Tuesday, December 8, 2009

More than a spittle bit different

Left 4 Dead 2 has been out for a good while now, so it's probably about time I gave my 10 shillings about it. Unlike the original Left 4 Dead, I Opted for the PC version of L4D2 straight off the bat. My main reason for this is that Valve's track record with keeping their other Xbox 360 titles up to date has not been too great, and also that our Xbox live gold membership finally expired some time last year after months of neglect, and it hardly seems worth renewing it just for a single game.

Left 4 Dead 2 is one of those sequals that feels both immediately familiar and surprisingly fresh. Much comment has been made in the past on the short span between the releases of Left 4 Dead 1 and 2, and that much of Left 4 Dead 2's content could have been made available in the first game through a serious of Team Fortress 2-style DLC packs. While this certainally seems true, and Left 4 Dead 2 is very much L4D plus, the little changes that Valve have made in the sequal do all add up to dramatically change the feel of the gameplay.

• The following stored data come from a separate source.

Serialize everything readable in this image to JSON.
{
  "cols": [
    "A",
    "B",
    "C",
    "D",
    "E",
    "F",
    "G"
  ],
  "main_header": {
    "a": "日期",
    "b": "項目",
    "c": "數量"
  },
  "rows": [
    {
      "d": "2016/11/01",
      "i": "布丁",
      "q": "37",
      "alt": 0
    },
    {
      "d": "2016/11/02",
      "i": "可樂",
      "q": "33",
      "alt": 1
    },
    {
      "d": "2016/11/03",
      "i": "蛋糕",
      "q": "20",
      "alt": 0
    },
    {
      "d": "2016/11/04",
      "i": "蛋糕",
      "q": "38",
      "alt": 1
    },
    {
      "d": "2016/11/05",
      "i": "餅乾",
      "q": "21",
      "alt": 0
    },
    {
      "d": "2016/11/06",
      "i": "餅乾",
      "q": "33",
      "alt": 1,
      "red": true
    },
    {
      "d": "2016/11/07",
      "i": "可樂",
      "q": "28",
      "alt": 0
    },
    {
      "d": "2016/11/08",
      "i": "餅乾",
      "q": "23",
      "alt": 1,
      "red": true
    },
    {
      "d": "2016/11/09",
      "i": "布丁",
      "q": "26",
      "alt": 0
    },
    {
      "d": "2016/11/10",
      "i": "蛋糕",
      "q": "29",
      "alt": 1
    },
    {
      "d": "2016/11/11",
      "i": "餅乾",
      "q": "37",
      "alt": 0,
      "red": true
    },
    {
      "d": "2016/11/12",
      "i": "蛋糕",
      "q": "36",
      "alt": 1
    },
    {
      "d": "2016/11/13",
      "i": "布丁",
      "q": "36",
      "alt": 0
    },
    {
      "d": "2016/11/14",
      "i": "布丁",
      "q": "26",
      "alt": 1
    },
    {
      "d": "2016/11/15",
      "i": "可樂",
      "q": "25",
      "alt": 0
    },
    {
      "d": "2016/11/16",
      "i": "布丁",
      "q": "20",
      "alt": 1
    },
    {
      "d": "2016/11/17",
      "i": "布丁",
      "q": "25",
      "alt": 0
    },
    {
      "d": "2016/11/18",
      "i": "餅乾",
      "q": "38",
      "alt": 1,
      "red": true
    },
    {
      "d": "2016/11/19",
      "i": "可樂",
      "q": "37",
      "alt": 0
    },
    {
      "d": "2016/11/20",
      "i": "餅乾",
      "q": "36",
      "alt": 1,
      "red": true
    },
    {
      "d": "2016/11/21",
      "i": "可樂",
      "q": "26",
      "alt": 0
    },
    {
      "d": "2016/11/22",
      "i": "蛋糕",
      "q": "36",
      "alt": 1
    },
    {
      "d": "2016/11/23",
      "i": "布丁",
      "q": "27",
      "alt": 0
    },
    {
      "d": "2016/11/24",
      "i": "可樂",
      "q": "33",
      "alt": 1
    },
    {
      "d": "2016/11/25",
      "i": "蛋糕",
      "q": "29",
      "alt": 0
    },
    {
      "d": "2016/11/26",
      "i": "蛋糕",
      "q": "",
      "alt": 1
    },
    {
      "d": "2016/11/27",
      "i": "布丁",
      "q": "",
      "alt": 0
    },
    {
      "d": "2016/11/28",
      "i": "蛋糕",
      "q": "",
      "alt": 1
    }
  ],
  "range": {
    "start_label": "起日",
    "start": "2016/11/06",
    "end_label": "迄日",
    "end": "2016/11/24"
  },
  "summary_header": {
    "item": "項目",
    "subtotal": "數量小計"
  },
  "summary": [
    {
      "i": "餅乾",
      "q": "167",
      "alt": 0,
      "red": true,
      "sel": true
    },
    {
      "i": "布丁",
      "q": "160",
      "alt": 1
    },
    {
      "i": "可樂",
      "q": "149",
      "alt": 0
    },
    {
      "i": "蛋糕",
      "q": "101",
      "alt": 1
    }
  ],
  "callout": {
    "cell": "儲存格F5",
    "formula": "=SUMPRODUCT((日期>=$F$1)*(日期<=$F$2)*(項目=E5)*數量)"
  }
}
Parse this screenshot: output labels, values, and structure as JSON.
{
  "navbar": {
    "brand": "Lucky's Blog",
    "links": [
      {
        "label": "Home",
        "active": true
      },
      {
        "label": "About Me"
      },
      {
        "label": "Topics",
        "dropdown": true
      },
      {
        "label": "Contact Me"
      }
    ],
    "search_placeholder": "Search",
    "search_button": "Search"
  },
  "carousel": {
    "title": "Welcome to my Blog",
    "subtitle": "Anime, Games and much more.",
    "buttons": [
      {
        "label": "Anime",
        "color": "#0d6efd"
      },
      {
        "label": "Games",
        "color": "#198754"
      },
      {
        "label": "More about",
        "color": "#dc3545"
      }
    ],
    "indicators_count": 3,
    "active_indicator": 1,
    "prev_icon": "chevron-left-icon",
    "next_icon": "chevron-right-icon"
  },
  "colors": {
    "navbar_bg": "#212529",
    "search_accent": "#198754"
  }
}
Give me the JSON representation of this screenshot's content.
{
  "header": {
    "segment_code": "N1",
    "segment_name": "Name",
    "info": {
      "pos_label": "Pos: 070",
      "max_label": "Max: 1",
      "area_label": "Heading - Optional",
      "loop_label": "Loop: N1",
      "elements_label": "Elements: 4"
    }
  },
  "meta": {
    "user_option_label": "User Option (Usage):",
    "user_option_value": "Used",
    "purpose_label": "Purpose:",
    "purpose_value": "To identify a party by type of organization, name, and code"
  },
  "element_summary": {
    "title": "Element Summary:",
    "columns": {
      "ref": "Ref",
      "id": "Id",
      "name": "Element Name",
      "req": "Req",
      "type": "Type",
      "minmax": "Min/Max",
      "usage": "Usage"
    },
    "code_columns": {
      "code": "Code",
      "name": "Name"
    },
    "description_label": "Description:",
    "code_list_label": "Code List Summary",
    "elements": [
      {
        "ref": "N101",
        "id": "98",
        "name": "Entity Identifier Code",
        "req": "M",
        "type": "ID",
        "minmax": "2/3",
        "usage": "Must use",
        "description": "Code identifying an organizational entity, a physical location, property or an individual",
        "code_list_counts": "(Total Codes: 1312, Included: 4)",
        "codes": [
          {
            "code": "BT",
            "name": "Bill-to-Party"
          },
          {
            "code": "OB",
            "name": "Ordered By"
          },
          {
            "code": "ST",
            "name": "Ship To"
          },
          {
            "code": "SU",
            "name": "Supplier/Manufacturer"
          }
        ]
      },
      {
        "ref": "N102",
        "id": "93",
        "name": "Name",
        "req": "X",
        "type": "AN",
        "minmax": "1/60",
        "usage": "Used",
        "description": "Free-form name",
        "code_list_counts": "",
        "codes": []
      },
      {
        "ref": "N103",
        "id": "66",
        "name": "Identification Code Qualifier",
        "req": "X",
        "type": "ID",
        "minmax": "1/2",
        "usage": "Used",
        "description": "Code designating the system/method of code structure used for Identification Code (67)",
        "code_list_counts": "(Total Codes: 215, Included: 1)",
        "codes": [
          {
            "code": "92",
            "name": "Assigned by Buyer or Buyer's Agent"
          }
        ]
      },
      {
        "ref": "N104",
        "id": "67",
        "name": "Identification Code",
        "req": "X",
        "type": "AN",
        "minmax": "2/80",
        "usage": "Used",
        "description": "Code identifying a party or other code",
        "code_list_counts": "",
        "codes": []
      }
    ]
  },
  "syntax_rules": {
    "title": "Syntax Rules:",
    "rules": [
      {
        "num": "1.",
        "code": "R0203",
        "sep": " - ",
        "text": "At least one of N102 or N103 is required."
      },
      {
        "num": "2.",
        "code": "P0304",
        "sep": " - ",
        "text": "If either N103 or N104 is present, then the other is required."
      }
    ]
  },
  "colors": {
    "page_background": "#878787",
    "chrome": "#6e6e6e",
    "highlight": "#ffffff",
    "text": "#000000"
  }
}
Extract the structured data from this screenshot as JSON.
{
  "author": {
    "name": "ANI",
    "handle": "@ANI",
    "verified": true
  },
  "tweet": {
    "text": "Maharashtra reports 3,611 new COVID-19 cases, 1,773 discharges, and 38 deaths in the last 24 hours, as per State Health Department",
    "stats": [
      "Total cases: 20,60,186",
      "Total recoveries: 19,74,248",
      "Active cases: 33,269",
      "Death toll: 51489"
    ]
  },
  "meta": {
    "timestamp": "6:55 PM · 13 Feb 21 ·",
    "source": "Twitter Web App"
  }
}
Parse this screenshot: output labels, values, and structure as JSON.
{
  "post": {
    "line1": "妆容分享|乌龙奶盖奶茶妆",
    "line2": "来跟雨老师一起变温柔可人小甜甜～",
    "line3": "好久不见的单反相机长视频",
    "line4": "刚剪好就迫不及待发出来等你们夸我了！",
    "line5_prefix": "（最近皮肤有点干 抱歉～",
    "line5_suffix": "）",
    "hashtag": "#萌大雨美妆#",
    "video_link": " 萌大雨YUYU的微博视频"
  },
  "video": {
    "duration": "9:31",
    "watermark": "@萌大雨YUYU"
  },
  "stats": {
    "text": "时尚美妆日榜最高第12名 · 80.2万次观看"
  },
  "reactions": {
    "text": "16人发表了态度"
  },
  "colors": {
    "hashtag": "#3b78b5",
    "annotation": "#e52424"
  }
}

New settings and characters aside, the most striking differences in Left 4 Dead 2 come from the new weapons, particularly melee and it's brutal effectiveness at close range, and the hideous new special infected. Probably the most important of these new AI or player-controlled nightmares is the Spitter, an acid dribbling abomination with a horribly distended neck and a deadly area-of-effect attack designed to counter the group camping tactics that survivors used so frequently in the original game.

Another big change that's happened in Left 4 Dead 2 is the way the campaigns have been designed. First of all, many of the campaigns are now significantly longer that Left 4 Dead and a versus match on Swamp Fever or Hard Rain can easily last in excess of 1 hour and 45 minutes. The map design is also far more open with less obvious paths through the level, which has often lead my team to temporarily get completely lost.

Valve seem to have configured much of L4D2 as a more hardcore-friendly experience, one that is tougher, longer and requires more practice. I'm not personally sure I like this direction, as one of the things I loved about Left 4 Dead was it's accessibility and focus on team effort over individual ability, but I suppose Valve (probably rightly) concluded that the hardcore gamers who played the original to exhaustion were going to make up the majority of purchasers and they naturally wanted all aspects, including difficulty and length expanded upon to meet their expectations and skill level.

On balance, Left 4 Dead 2 is almost certainally the better game, but there is a part of me that misses the original's simplicity, accessibility and charm.